Mientras tanto, los demás actores del Golfo Pérsico, aunque muy discretos, han sido testigos privilegiados del conflicto. Su apoyo, aunque silencioso, es significativo, pero también está teñido de temor. Saben que una reacción desesperada del régimen iraní podría tener consecuencias directas sobre sus propias infraestructuras. El mundo árabe no ha olvidado los ataques de 2019, cuando drones y misiles iraníes paralizaron la mitad de la producción petrolera saudita en unas horas sin que nadie los detuviera. A su vez, tampoco queda preterido que ese mismo año, dos buques petroleros, uno japonés y otro noruego, fueron atacados cerca del Estrecho de Ormuz. Hoy, los países sunitas moderados deberían confiar en que Israel no repita el patrón de contención sin resolución, e Israel, debería actuar en consecuencia. En su conjunto, los países de la región esperan que esta vez se llegue hasta el punto de inflexión que redefina las reglas del Medio Oriente.
Nada de esto pretende transmitir que la guerra se está ganando, en el conflicto armado todos pierden, pero esto sí implica que el escenario ha cambiado radicalmente. Irán ya no puede asumir que su territorio es intocable, ya no puede sostener la ficción de que su proyecto nuclear avanza bajo la sombra de la impunidad, y quienes en la región soñaban con el respaldo ilimitado de los ayatolas, comienzan a revisar sus planes con una mezcla de desconcierto y temor. Eso, en sí mismo, no resuelve la amenaza, pero sí establece un nuevo marco en el que las decisiones dejan de estar dictadas por el miedo, y comienzan a orientarse por la posibilidad.

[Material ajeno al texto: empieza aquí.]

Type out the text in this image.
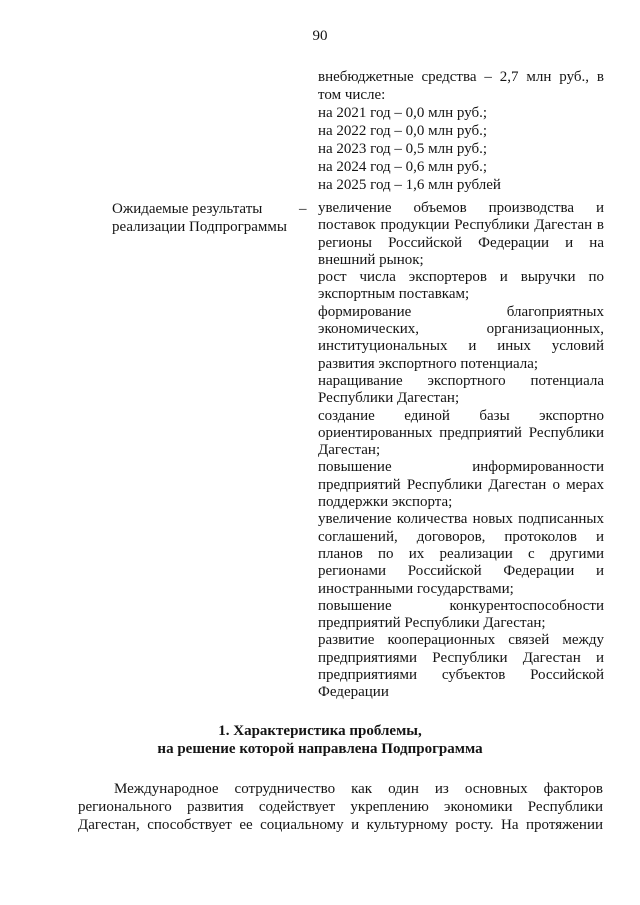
90
внебюджетные средства – 2,7 млн руб., в
том числе:
на 2021 год – 0,0 млн руб.;
на 2022 год – 0,0 млн руб.;
на 2023 год – 0,5 млн руб.;
на 2024 год – 0,6 млн руб.;
на 2025 год – 1,6 млн рублей
Ожидаемые результаты
реализации Подпрограммы
– увеличение объемов производства и
поставок продукции Республики Дагестан в
регионы Российской Федерации и на
внешний рынок;
рост числа экспортеров и выручки по
экспортным поставкам;
формирование благоприятных
экономических, организационных,
институциональных и иных условий
развития экспортного потенциала;
наращивание экспортного потенциала
Республики Дагестан;
создание единой базы экспортно
ориентированных предприятий Республики
Дагестан;
повышение информированности
предприятий Республики Дагестан о мерах
поддержки экспорта;
увеличение количества новых подписанных
соглашений, договоров, протоколов и
планов по их реализации с другими
регионами Российской Федерации и
иностранными государствами;
повышение конкурентоспособности
предприятий Республики Дагестан;
развитие кооперационных связей между
предприятиями Республики Дагестан и
предприятиями субъектов Российской
Федерации
1. Характеристика проблемы,
на решение которой направлена Подпрограмма
Международное сотрудничество как один из основных факторов
регионального развития содействует укреплению экономики Республики
Дагестан, способствует ее социальному и культурному росту. На протяжении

Quizá, en el futuro, se recuerde a estos días como el momento en que Israel dejó de adaptarse al caos del Medio Oriente para empezar a redefinirlo. Lo que ocurrió no fue una respuesta al presente, sino una advertencia hacia el futuro: ningún régimen que proyecte destrucción sobre Israel podrá seguir haciéndolo sin consecuencias. El mensaje fue claro, sumamente estruendoso, directo y perfectamente comprendido en toda la región. La única democracia de Oriente Medio dejó atrás la retórica de contención y trazó una línea con fuego, y quien la cruce, pagará el precio. Solo cuando esa certeza se incruste en el centro de la ecuación regional podrá comenzar a delinearse una estabilidad verdadera, nacida del reconocimiento firme de que Israel jamás delegará su derecho a decidir el momento, el modo y el alcance de su defensa y no lamentablemente, del deseo ingenuo de reconciliación.